Based on the current evidence, the following recommendations can be made:

* Apple cider vinegar may be used as a supplement to promote weight gain, particularly in individuals who are struggling to gain weight due to underlying medical conditions.

* The optimal dose and duration of apple cider vinegar supplementation for weight gain are unclear and require further investigation.

* The addition of other nutrients, such as protein shakes and creatine, may enhance the anabolic effects of apple cider vinegar.
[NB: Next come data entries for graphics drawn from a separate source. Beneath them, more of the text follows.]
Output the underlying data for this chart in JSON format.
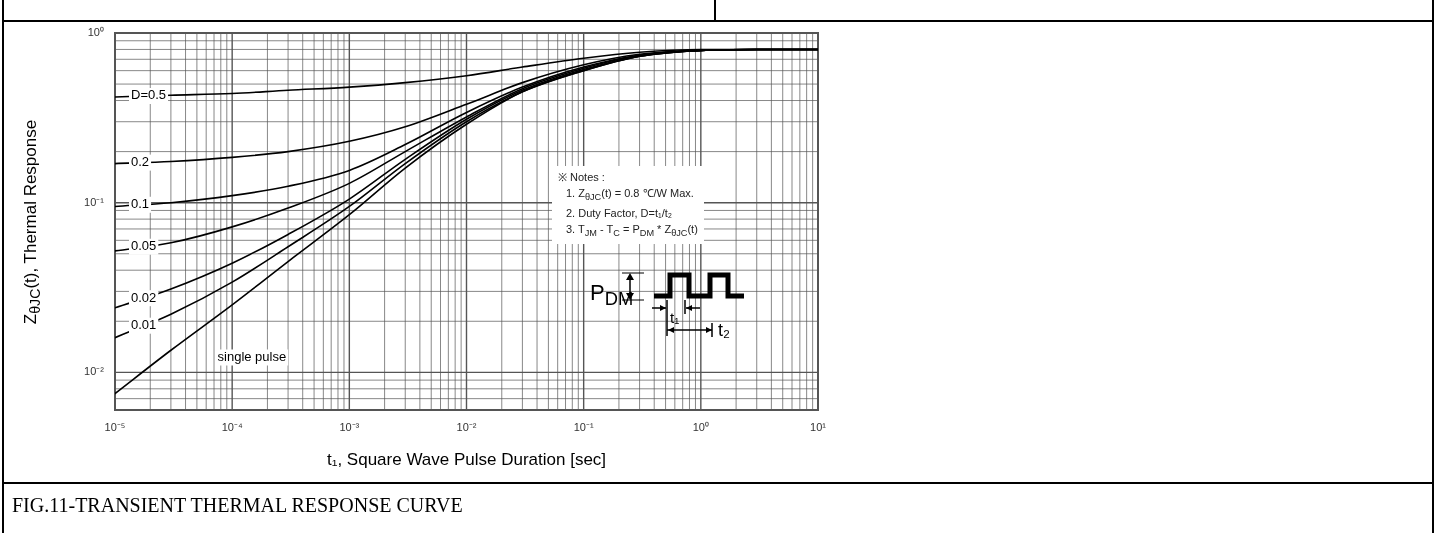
{
  "chart_data": {
    "type": "line",
    "xlabel": "t₁, Square Wave Pulse Duration [sec]",
    "ylabel": "Z$_{θJC}$(t), Thermal Response",
    "log": "xy",
    "grid": true,
    "legend": false,
    "marker": "none",
    "line_style": "solid",
    "x": [
      1e-05,
      3e-05,
      0.0001,
      0.0003,
      0.001,
      0.003,
      0.01,
      0.03,
      0.1,
      0.3,
      1,
      3,
      10
    ],
    "xlim": [
      1e-05,
      10
    ],
    "xticks": [
      {
        "value": 1e-05,
        "label": "10⁻⁵"
      },
      {
        "value": 0.0001,
        "label": "10⁻⁴"
      },
      {
        "value": 0.001,
        "label": "10⁻³"
      },
      {
        "value": 0.01,
        "label": "10⁻²"
      },
      {
        "value": 0.1,
        "label": "10⁻¹"
      },
      {
        "value": 1,
        "label": "10⁰"
      },
      {
        "value": 10,
        "label": "10¹"
      }
    ],
    "ylim": [
      0.006,
      1
    ],
    "yticks": [
      {
        "value": 0.01,
        "label": "10⁻²"
      },
      {
        "value": 0.1,
        "label": "10⁻¹"
      },
      {
        "value": 1,
        "label": "10⁰"
      }
    ],
    "series": [
      {
        "name": "D=0.5",
        "color": "#000000",
        "values": [
          0.42,
          0.43,
          0.44,
          0.46,
          0.48,
          0.51,
          0.56,
          0.63,
          0.71,
          0.77,
          0.8,
          0.8,
          0.8
        ]
      },
      {
        "name": "0.2",
        "color": "#000000",
        "values": [
          0.17,
          0.175,
          0.185,
          0.2,
          0.23,
          0.28,
          0.38,
          0.51,
          0.65,
          0.75,
          0.79,
          0.8,
          0.8
        ]
      },
      {
        "name": "0.1",
        "color": "#000000",
        "values": [
          0.095,
          0.1,
          0.11,
          0.125,
          0.155,
          0.22,
          0.34,
          0.48,
          0.63,
          0.74,
          0.79,
          0.8,
          0.8
        ]
      },
      {
        "name": "0.05",
        "color": "#000000",
        "values": [
          0.052,
          0.058,
          0.072,
          0.093,
          0.13,
          0.2,
          0.32,
          0.47,
          0.62,
          0.74,
          0.79,
          0.8,
          0.8
        ]
      },
      {
        "name": "0.02",
        "color": "#000000",
        "values": [
          0.024,
          0.031,
          0.044,
          0.065,
          0.105,
          0.18,
          0.31,
          0.46,
          0.61,
          0.73,
          0.79,
          0.8,
          0.8
        ]
      },
      {
        "name": "0.01",
        "color": "#000000",
        "values": [
          0.016,
          0.022,
          0.034,
          0.055,
          0.095,
          0.17,
          0.3,
          0.45,
          0.6,
          0.73,
          0.79,
          0.8,
          0.8
        ]
      },
      {
        "name": "single pulse",
        "color": "#000000",
        "values": [
          0.0075,
          0.0135,
          0.025,
          0.045,
          0.085,
          0.16,
          0.29,
          0.45,
          0.6,
          0.73,
          0.79,
          0.8,
          0.8
        ]
      }
    ],
    "annotations": [
      "※ Notes :",
      "1. Z$_{θJC}$(t) = 0.8 ℃/W Max.",
      "2. Duty Factor, D=t₁/t₂",
      "3. T$_{JM}$ - T$_{C}$ = P$_{DM}$ * Z$_{θJC}$(t)",
      "P$_{DM}$",
      "t₁",
      "t₂",
      "FIG.11-TRANSIENT THERMAL RESPONSE CURVE"
    ]
  }
}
Conclusion and Key Takeaways

In conclusion, the current evidence suggests that apple cider vinegar may be a useful adjunct to traditional weight gain strategies, particularly when combined with other nutrients. However, more research is needed to fully understand its effects on weight gain. As with any supplement, individuals should consult with a healthcare professional before adding apple cider vinegar to their regimen.

Key takeaways from this review include:

* Apple cider vinegar may be used to promote weight gain in individuals who are struggling to gain weight due to underlying medical conditions.

* The optimal dose and duration of apple cider vinegar supplementation for weight gain are unclear and require further investigation.

* The addition of other nutrients, such as protein shakes and creatine, may enhance the anabolic effects of apple cider vinegar.